Whatever your views, it’s disconcertingly easy for the evidence of the lasting effects of culture and background to be shunted into the sidings in favour of the ‘common sense’ conclusion that children are better off in a home than they would be in care, regardless of the consequences later in life.  The seductive comfort of common sense in adoption provides a measure of security and sanctity for almost everyone involved in the adoption process, except for the child who has to deal with this, now and for the rest of their life, and has nowhere to hide.

Many decisions about what constitutes a cultural match are absurdly arcane and are based not on a proper understanding of the child’s history and perceptions of their own identity but on a skewed, mechanistic process that equates ‘culture’ to a sum of their parents’ ancestry and distorts complex reality as much as the common sense approach. I’ve come across siblings who waited and waited because their maternal grandparents were Polish and no white family was considered unless that box was ticked, or black prospective adopters rejected because they lived in an area of London that was predominantly white.

Of course there is some truth behind the government’s apparent wish to relegate culture and background to a minor role. The remedy, however, isn’t an arbitrary shift based on ideology and expediency. Rather, it is about better practice, better assessments and a more preceptive insight into the subtleties of identity. This in turn leads to improved matching, including both an acceptance that perfection is not possible every time but also what does and does not constitute an acceptable deviation from the vital principle of a cultural match, what the evidence is for such a conclusion and how this will be handled, now and in future. None of this is encouraged by the proposals.
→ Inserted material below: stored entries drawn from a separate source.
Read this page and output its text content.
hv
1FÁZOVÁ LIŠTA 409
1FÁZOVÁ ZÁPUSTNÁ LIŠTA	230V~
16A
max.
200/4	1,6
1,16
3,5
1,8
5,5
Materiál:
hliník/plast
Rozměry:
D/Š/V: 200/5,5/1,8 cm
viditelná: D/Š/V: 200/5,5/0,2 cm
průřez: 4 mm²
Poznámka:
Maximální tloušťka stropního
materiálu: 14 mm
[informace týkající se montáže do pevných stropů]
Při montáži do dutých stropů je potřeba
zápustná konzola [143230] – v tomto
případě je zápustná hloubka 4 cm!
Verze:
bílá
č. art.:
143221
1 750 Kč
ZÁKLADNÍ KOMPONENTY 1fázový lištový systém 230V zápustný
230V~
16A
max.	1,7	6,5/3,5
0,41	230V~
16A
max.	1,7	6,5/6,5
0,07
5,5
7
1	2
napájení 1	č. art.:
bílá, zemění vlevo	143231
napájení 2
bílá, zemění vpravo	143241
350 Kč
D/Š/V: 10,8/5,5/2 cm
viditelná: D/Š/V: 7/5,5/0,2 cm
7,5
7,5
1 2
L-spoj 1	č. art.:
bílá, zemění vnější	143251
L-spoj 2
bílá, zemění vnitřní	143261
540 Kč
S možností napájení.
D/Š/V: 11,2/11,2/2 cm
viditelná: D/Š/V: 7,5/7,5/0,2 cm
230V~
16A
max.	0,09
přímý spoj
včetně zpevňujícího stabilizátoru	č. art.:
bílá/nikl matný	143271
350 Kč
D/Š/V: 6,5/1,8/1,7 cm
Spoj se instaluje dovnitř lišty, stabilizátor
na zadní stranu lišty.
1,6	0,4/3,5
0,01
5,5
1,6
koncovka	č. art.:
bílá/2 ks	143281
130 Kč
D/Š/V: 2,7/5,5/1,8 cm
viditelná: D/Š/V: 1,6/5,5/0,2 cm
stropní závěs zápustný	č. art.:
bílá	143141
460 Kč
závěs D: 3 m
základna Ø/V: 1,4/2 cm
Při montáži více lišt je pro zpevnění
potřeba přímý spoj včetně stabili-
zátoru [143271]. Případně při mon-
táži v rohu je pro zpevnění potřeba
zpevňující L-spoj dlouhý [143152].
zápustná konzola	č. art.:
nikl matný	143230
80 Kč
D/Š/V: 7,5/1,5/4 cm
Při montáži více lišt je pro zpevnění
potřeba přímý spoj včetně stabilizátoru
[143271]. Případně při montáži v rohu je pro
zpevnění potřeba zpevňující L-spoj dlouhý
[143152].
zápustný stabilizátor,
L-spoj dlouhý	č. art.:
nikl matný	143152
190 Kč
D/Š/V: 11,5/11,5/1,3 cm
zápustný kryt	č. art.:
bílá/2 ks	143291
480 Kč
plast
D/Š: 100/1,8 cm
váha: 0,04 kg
Which brings me on to two other problems that I have with the government’s suggested reforms. One is that it views carers as static and unchanging, rather than individuals who can learn, develop and grow into the task of being an adoptive parent. How might they develop, what is their potential and how can this be nurtured? And here’s point two, the thorny question of more post-adoption support, which adopters’ organisations will passionately say is the biggest problem we have at the moment, as opposed to dog assessments or paperwork that the government would prefer to focus on. Both these suggestions, extra training and support post-adoption, taken together require considerable extra funding, so they are not a priority.

Of more interest is the idea that children can be placed with their prospective adopters and effectively fostered until the order goes through. This could make transitions easier and create less change for children. However, it is not without its problems. As Adoption UK point out, adopters want to do just that, adopt. The fact that children may have contact with the birth family while they wait or may be removed if the order does not go through could act as a deterrent to carers coming forward.

As I have mentioned in previous posts, the proposals appear to take little account of the court process. Changes are in the pipeline but parents and members of the extended family will still have the opportunity to prove they are a worthy alternative to adoption. These issues and the time-consuming and resource draining assessments that accompany them can delay an adoptive placement extremely effectively.

I desperately want the system to make good placements for children and young people, and to make more of them. It’s needed now more than ever before. My fear is that the complexity of meeting the needs of vulnerable children hopeful for a stable future will become lost amidst the targets, league tables and rhetoric.